The words settled into the room with a weight that made her knees feel weak.

“I love ye,” he said again, quieter now. “And I will never let me love hurt ye again.”

Ava turned to him then.

He stood before her without title, distance, command, or any shield she had learned to hate in him. For the first time since she had known him, he looked like a man who had come to lose if she chose it and would take that loss without hiding from it.

Her heart gave one painful thud after another.

She was furious with him. She wanted him. She believed him. She did not know yet what to do with that. For several seconds, she could only stand there and look at him.

His words had gone into her cleanly. They had done more damage by being true than many of his lies had done by being false. She had wanted this for too long, and she had paid for wanting it. Now, he stood before her with the fear stripped out of his mouth at last, and she did not know where to put any of it.

“I daenae ken what to think.” The admission came out quieter than she had intended. It felt too bare between them.

Ciaran did not step closer. He seemed to understand that even now, one careless movement might drive her back into herself.

“Then think this,” he said. “If I could have spared ye the pain of loving me, I would have.”

Ava let out a short breath and rolled her eyes, though they burned. “Such sweet words.”

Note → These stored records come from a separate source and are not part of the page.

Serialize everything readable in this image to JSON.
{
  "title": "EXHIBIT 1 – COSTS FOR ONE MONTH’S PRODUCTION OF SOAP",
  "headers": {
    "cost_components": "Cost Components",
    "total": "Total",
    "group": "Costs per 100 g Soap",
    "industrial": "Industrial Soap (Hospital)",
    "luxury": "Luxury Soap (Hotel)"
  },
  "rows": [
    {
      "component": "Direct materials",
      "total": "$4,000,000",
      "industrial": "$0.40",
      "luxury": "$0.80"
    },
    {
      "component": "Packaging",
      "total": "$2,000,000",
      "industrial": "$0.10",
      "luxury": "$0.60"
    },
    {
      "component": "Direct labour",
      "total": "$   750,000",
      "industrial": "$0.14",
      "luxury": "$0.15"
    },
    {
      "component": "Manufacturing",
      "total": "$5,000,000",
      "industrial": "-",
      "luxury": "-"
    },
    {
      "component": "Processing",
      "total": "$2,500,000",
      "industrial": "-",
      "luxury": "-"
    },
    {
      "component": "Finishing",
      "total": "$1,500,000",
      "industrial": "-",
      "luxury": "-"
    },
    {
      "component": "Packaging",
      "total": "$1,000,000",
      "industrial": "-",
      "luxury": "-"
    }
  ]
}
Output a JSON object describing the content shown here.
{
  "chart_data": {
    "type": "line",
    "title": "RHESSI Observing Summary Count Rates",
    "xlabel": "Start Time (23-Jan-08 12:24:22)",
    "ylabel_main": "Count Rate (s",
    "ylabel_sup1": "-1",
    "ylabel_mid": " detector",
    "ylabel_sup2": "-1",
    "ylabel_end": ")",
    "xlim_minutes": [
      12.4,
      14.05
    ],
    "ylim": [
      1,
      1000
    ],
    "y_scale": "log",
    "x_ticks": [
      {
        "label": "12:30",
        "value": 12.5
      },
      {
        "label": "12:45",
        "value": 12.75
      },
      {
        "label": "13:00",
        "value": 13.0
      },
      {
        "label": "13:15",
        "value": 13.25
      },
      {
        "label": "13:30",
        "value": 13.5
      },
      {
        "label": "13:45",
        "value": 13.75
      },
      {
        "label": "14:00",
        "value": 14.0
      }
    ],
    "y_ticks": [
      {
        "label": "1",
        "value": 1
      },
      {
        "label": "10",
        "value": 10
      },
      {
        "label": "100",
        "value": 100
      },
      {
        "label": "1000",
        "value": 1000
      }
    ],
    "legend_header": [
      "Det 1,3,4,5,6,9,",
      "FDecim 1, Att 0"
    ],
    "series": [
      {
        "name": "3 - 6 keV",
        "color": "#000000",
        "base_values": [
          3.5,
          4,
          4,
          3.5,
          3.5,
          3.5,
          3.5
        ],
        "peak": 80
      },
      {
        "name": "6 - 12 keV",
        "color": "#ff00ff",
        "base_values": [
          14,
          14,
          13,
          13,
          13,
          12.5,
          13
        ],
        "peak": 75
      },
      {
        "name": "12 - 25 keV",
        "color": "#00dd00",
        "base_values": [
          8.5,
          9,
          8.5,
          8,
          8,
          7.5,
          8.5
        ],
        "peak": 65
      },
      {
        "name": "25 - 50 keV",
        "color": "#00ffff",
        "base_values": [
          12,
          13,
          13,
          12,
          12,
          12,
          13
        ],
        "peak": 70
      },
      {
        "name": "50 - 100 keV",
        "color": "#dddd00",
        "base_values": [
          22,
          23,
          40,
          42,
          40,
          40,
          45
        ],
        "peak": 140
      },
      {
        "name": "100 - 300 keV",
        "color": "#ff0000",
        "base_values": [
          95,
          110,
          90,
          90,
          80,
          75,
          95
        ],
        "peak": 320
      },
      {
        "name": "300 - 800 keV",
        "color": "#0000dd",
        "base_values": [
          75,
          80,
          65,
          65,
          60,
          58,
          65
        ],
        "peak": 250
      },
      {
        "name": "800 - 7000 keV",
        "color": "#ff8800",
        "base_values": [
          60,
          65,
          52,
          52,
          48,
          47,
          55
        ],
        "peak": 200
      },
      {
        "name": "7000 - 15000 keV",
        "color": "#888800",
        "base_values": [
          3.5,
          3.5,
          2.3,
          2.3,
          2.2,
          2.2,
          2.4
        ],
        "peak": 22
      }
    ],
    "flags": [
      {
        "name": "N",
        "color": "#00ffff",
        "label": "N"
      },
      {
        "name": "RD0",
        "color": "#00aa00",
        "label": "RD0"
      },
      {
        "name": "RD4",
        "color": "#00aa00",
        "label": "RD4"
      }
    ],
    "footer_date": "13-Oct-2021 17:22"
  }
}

His mouth twitched, almost a smile, though there was no ease in it. “I am trying.”

“That is plain enough.”

She should have felt victorious for making him work. She did not. She felt tired and raw and acutely aware of every breath he took.

He had come all this way. He had brought her the map. He had said the thing she had begged the world to let be true, and still her hurt sat between them, alive and watchful.

Ciaran lowered himself to his knees.

The movement took her by surprise so completely that she forgot to breathe for one beat.